Видать, они и вправду разобрались, потому что сквозь сон я, кажется, слышал приглушенное воркование, а затем в какое-то мгновение соседняя комната содрогнулась, будто от землетрясения, после чего меня снова одолел сон. Уже за полночь я услышал, как Зорбас входит босиком и очень осторожно, чтобы не разбудить меня, укладывается в постель.

И вот теперь на рассвете я видел, как он смотрит вдаль, на свет, а в глазах у него еще не загорелся огонь. Чувствовалось, что он еще пребывает в легком оцепенении и крылья сна еще не оставили его чела. Спокойно, пассивно отдавался он во власть наполовину сокрытой мраком, вязкой, как мед, реки. Мир – воды, мысли, люди – плыл к далекому морю, а вместе с ним плыл и Зорбас, не оказывая сопротивления, не спрашивая, счастливо.


Селение постепенно просыпалось. Сливались воедино звуки, издаваемые петухами, свиньями, ослами, людьми. Я попытался было вскочить с кровати и крикнуть: «Эй, Зорбас, сегодня рабочий день!», но я тоже ощущал огромное блаженство оттого, что так вот молча, не двигаясь мог предаваться неясному очарованию розоперстой Зари. В эти волшебные мгновения вся жизнь представляется легкой, словно пушинка, а земля – незатвердевшей и бесформенной, словно облако, то и дело меняющее свои очертания и постоянно преобразующееся под дуновением ветра.

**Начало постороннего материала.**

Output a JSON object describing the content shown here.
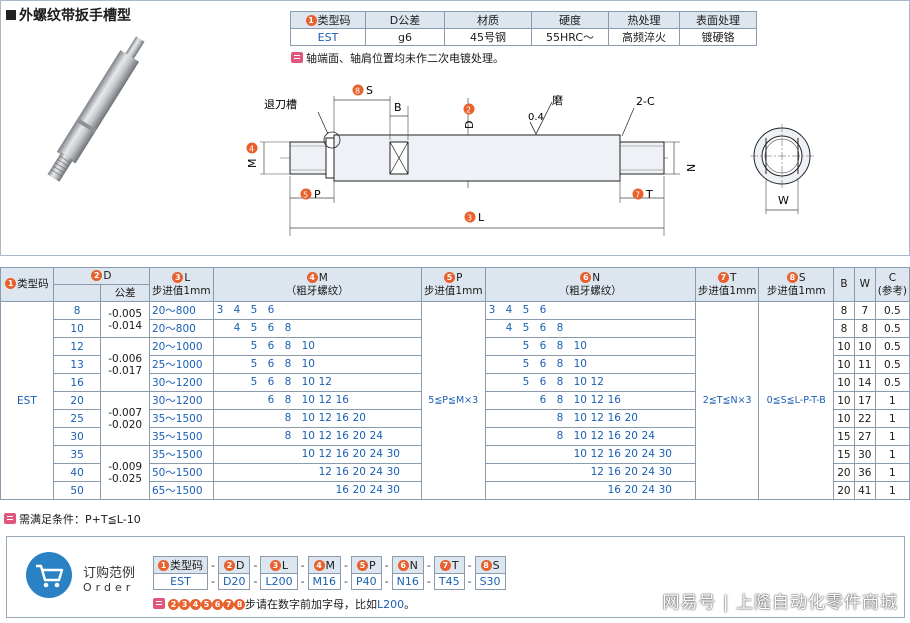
{
  "title": "外螺纹带扳手槽型",
  "spec_table": {
    "headers": [
      "类型码",
      "D公差",
      "材质",
      "硬度",
      "热处理",
      "表面处理"
    ],
    "header_num": "1",
    "values": [
      "EST",
      "g6",
      "45号钢",
      "55HRC～",
      "高频淬火",
      "镀硬铬"
    ]
  },
  "note_top": "轴端面、轴肩位置均未作二次电镀处理。",
  "drawing": {
    "label_undercut": "退刀槽",
    "label_s": "S",
    "num_s": "8",
    "label_b": "B",
    "label_d": "D",
    "num_d": "2",
    "label_grind": "磨",
    "label_roughness": "0.4",
    "label_chamfer": "2-C",
    "label_m": "M",
    "num_m": "4",
    "label_n": "N",
    "num_n": "6",
    "label_p": "P",
    "num_p": "5",
    "label_t": "T",
    "num_t": "7",
    "label_l": "L",
    "num_l": "3",
    "label_w": "W"
  },
  "main_table": {
    "h_type": "类型码",
    "h_type_num": "1",
    "h_d": "D",
    "h_d_num": "2",
    "h_tol": "公差",
    "h_l": "L",
    "h_l_num": "3",
    "h_l_step": "步进值1mm",
    "h_m": "M",
    "h_m_num": "4",
    "h_m_sub": "（粗牙螺纹）",
    "h_p": "P",
    "h_p_num": "5",
    "h_p_step": "步进值1mm",
    "h_n": "N",
    "h_n_num": "6",
    "h_n_sub": "（粗牙螺纹）",
    "h_t": "T",
    "h_t_num": "7",
    "h_t_step": "步进值1mm",
    "h_s": "S",
    "h_s_num": "8",
    "h_s_step": "步进值1mm",
    "h_b": "B",
    "h_w": "W",
    "h_c": "C",
    "h_c_sub": "(参考)",
    "type_code": "EST",
    "p_range": "5≦P≦M×3",
    "t_range": "2≦T≦N×3",
    "s_range": "0≦S≦L-P-T-B",
    "rows": [
      {
        "d": "8",
        "l": "20～800",
        "m": "3 4 5 6",
        "n": "3 4 5 6",
        "b": "8",
        "w": "7",
        "c": "0.5"
      },
      {
        "d": "10",
        "l": "20～800",
        "m": "4 5 6 8",
        "n": "4 5 6 8",
        "b": "8",
        "w": "8",
        "c": "0.5"
      },
      {
        "d": "12",
        "l": "20～1000",
        "m": "5 6 8 10",
        "n": "5 6 8 10",
        "b": "10",
        "w": "10",
        "c": "0.5"
      },
      {
        "d": "13",
        "l": "25～1000",
        "m": "5 6 8 10",
        "n": "5 6 8 10",
        "b": "10",
        "w": "11",
        "c": "0.5"
      },
      {
        "d": "16",
        "l": "30～1200",
        "m": "5 6 8 10 12",
        "n": "5 6 8 10 12",
        "b": "10",
        "w": "14",
        "c": "0.5"
      },
      {
        "d": "20",
        "l": "30～1200",
        "m": "6 8 10 12 16",
        "n": "6 8 10 12 16",
        "b": "10",
        "w": "17",
        "c": "1"
      },
      {
        "d": "25",
        "l": "35～1500",
        "m": "8 10 12 16 20",
        "n": "8 10 12 16 20",
        "b": "10",
        "w": "22",
        "c": "1"
      },
      {
        "d": "30",
        "l": "35～1500",
        "m": "8 10 12 16 20 24",
        "n": "8 10 12 16 20 24",
        "b": "15",
        "w": "27",
        "c": "1"
      },
      {
        "d": "35",
        "l": "35～1500",
        "m": "10 12 16 20 24 30",
        "n": "10 12 16 20 24 30",
        "b": "15",
        "w": "30",
        "c": "1"
      },
      {
        "d": "40",
        "l": "50～1500",
        "m": "12 16 20 24 30",
        "n": "12 16 20 24 30",
        "b": "20",
        "w": "36",
        "c": "1"
      },
      {
        "d": "50",
        "l": "65～1500",
        "m": "16 20 24 30",
        "n": "16 20 24 30",
        "b": "20",
        "w": "41",
        "c": "1"
      }
    ],
    "tol_groups": [
      {
        "upper": "-0.005",
        "lower": "-0.014"
      },
      {
        "upper": "-0.006",
        "lower": "-0.017"
      },
      {
        "upper": "-0.007",
        "lower": "-0.020"
      },
      {
        "upper": "-0.009",
        "lower": "-0.025"
      }
    ]
  },
  "note_mid": "需满足条件：P+T≦L-10",
  "order": {
    "title": "订购范例",
    "subtitle": "Order",
    "headers": [
      {
        "num": "1",
        "label": "类型码"
      },
      {
        "num": "2",
        "label": "D"
      },
      {
        "num": "3",
        "label": "L"
      },
      {
        "num": "4",
        "label": "M"
      },
      {
        "num": "5",
        "label": "P"
      },
      {
        "num": "6",
        "label": "N"
      },
      {
        "num": "7",
        "label": "T"
      },
      {
        "num": "8",
        "label": "S"
      }
    ],
    "values": [
      "EST",
      "D20",
      "L200",
      "M16",
      "P40",
      "N16",
      "T45",
      "S30"
    ],
    "note_nums": [
      "2",
      "3",
      "4",
      "5",
      "6",
      "7",
      "8"
    ],
    "note_text": "步请在数字前加字母，比如",
    "note_example": "L200",
    "note_end": "。"
  },
  "watermark": "网易号 | 上隆自动化零件商城",
  "colors": {
    "accent": "#e8602c",
    "header_bg": "#dde6ef",
    "value_blue": "#1a5fb4",
    "note_pink": "#e0567d",
    "order_icon": "#2a82c4"
  }
}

Я видел, что Зорбас курит, мне стало завидно, я протянул руку и взял трубку. На трубку я посмотрел с волнением: мне подарил ее мой друг с серо-зелеными глазами и тонкими аристократичными пальцами. Это произошло однажды в полдень на чужбине несколько лет назад. Он окончил учебу, и вечером того дня уезжал в Грецию. «Оставь лучше сигареты, – сказал он мне. – Закуриваешь, доходишь до половины и бросаешь, словно уличную женщину. Позорная вещь. Лучше женись на трубке. Она – что верная жена. Возвращаешься домой, а она ожидает тебя на своем месте. Смотри, как дым извивается кольцами в воздухе, и вспоминай меня!»

Был полдень. Мы выходили из музея в Берлине, куда он зашел попрощаться с моим любимым «Воином» Рембрандта в высоком бронзовом шлеме, с бледными запавшими щеками, с решительным и печальным взглядом. «Если когда-нибудь в жизни я смогу совершить благородный поступок, то буду обязан ему…» – прошептал он, глядя на непреклонного, утратившего надежду воина.

Мы вышли и присели на колонне во дворе музея. Перед нами была почерневшая бронзовая статуя – обнаженная амазонка с непередаваемой радостью и уверенностью скакала на обнаженном коне. Маленькая серая трясогузка опустилась на минуту на голову амазонке, торопливо помахала хвостиком, насмешливо свистнула пару раз и улетела.

Я вздрогнул, посмотрел на друга и спросил:

– Слышал птицу? Она словно хотела что-то сказать нам перед тем, как улететь.

– «Пускай поет и говорит – на то она и птичка!» – ответил друг и улыбнулся.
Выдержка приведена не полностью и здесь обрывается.